Exactamente como el diagrama del post#9, con el LM385 y una resistencia limitadora (R3). Pero nunca eh utilizado el LM385 

Pero puedes utilizar diodos comunes 1N4001, algo así:


----------



## Incitatus (Dic 4, 2016)

Vale. Entiendo que el esquema representa los dos circuitos, el de arriba el que me sirve para poder modificar la tensión mediante el potenciómetro y el de abajo el que me sirve para anular los 1.2v mediante la generación de -1.2v.

Si es así, un par de preguntas, en el esquema aparecen dos baterías, me imagino que con una solo lo puedo hacer sacando de la misma una toma para cada circuito y otra, en el circuito de arriba, el regulador, es así de simple o tendría en realidad que encajar todo el circuito del LM317 con sus condensadores, resistencias y potenciometro?.

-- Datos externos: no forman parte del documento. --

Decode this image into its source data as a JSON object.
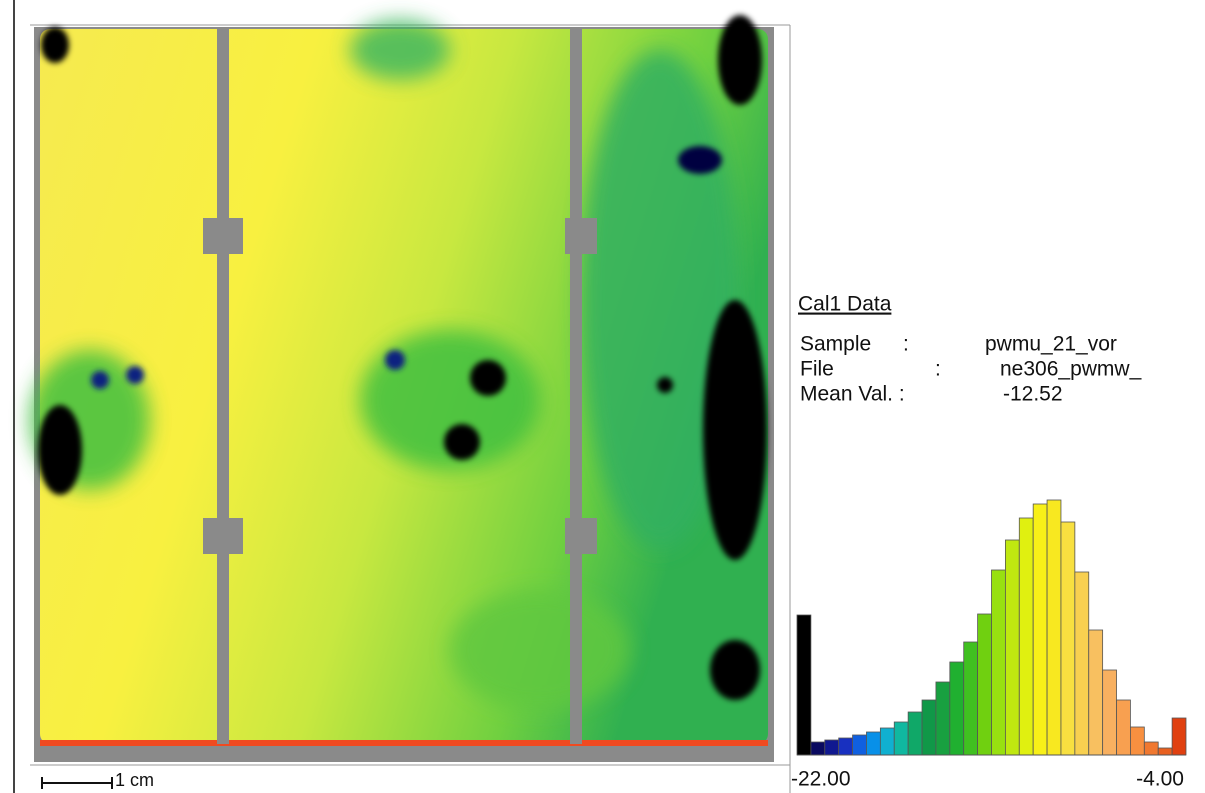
{
  "info": {
    "title": "Cal1 Data",
    "rows": [
      [
        "Sample",
        ":",
        "pwmu_21_vor"
      ],
      [
        "File",
        ":",
        "ne306_pwmw_"
      ],
      [
        "Mean Val. :",
        "-12.52"
      ]
    ]
  },
  "scale_bar": "1 cm",
  "histogram": {
    "type": "histogram",
    "xlim": [
      -22,
      -4
    ],
    "xticks": [
      {
        "value": -22,
        "label": "-22.00"
      },
      {
        "value": -4,
        "label": "-4.00"
      }
    ],
    "counts": [
      140,
      13,
      15,
      17,
      20,
      23,
      27,
      33,
      43,
      55,
      73,
      93,
      113,
      141,
      185,
      215,
      237,
      251,
      255,
      233,
      183,
      125,
      85,
      55,
      28,
      13,
      7,
      37
    ],
    "colors": [
      "#000000",
      "#0a0a60",
      "#101890",
      "#1830c0",
      "#1060e0",
      "#0890e8",
      "#10b0d0",
      "#10b8a0",
      "#10a868",
      "#109848",
      "#18a040",
      "#20b030",
      "#40c020",
      "#70d010",
      "#98e010",
      "#c0e810",
      "#e0f010",
      "#f8f018",
      "#f8e820",
      "#f8e040",
      "#f8d050",
      "#f8c060",
      "#f8b060",
      "#f8a050",
      "#f89040",
      "#f07830",
      "#e86020",
      "#e04010"
    ]
  }
}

Muchas gracias porque veo luz al final del tunel con tu ayuda.


----------



## miguelus (Dic 4, 2016)

Buenos días de nuevo.

¿Necesariamente necesitas que la máxima tensión llegue a 12 Voltios?

Hay que tener en cuenta que los Reguladores de este tipo la máxima tensión de salida estará a tres voltios por debajo de la tensión de entrada, esto significa que con 12 Voltios de entrada la máxima tensión que se puede obtener en la salida será de 9 Voltios 

Si necesariamente necesitas más tensión habrá que emplear circuitos más complejos...

Primero subir la tensión y a continuación ya podremos hacer un Regulador que baje hasta 0 Voltios.

Sería interesante conocer la Intensidad máxima que necesitas.

Sal U2


----------



## Incitatus (Dic 4, 2016)

No, no. Yo solamente voy a necesitar un par de voltios como mucho ya que lo que tengo que hacer es compensar el potencial expontaneo del terreno que será como mucho alrededor de 1.0 voltios. Eso sí, necesito poder controlarlo en términos de minivóltios con el o los potenciómetros. Te adjunto una imagen de lo que estoy haciendo. Como ves hay dos multimetros. Con uno voy a medir la intensidad de corriente que voy a introducir en el terreno mediante dos picas situadas en dos extremos. Con el otro voy a medir el voltaje que esa corriente va a generar en el terreno y lo mediré en otras dos picas situadas en el centro de las otras dos. Evidentemente el terreno posee un potencial expontaneo antes de realizar la inyección de corriente con el aparato. Ese potencial expontaneo es pequeño, generalmente por debajo de 1.0v y lo tengo que anular mediante la inyección de un voltaje de igual valor y signo contrario, sino se me sumaría al potencial que genere yo mediante la inyección de corriente. Ese es el tema, necesito contrarrestar ese potencial expontaneo que será de milivoltios. El valor de la intensidad de corriente no me preocupa, puede ser baja. El equipo genera una inyección de corriente de 1A y 600v más o menos, aunque este circuito es el de inyección de corriente y ya lo tengo solucionado. Me queda el de compensación que se regularía mediante los dos potenciómetros que puedes ver a la derecha del equipo y se alimentan, en ese caso, mediante una batería interna de 6v, yo pretendo que sea de 12v ya que tengo cargador de 12v y no de 6v.


----------



## ruben90 (Dic 4, 2016)

Bueno, quedaría algo así. Obviamente tome los valores de ambos circuitos (post#9, 13 y 15), pero el circuito puede mejorarse para una mayor eficiencia. En la imagen que adjunto, *R4* puede ser mayor a *1kΩ* (recomiendo 10kΩ), en la simulación debí colocar ese valor por cuestiones de simulación (tiempo), pero seria cuestión de probar valores.


----------



## Incitatus (Dic 5, 2016)

Muchas gracias, te estoy enormemente agradecido. Te contraste cuando lo monte.


----------



## miguelus (Dic 5, 2016)

Buenos días.

Una forma más sencilla de bajar hasta 0VCC es restar en la salida esos 1,25 Voltios...



La Resistencia de 47Ω está para asegurar que por los Diodos circula corriente, de esta forma tendrán la suficiente caída de tensión.

Sal U2


----------



## Incitatus (Dic 6, 2016)

Bueno, visto que este segundo es más simple y que a un par de compañeros les gusta la idea, creo que voy a realizar este si no hay ninguna matización sobre el. Os contaré cuando lo tenga. Muchas gracias a todos, así da gusto.


----------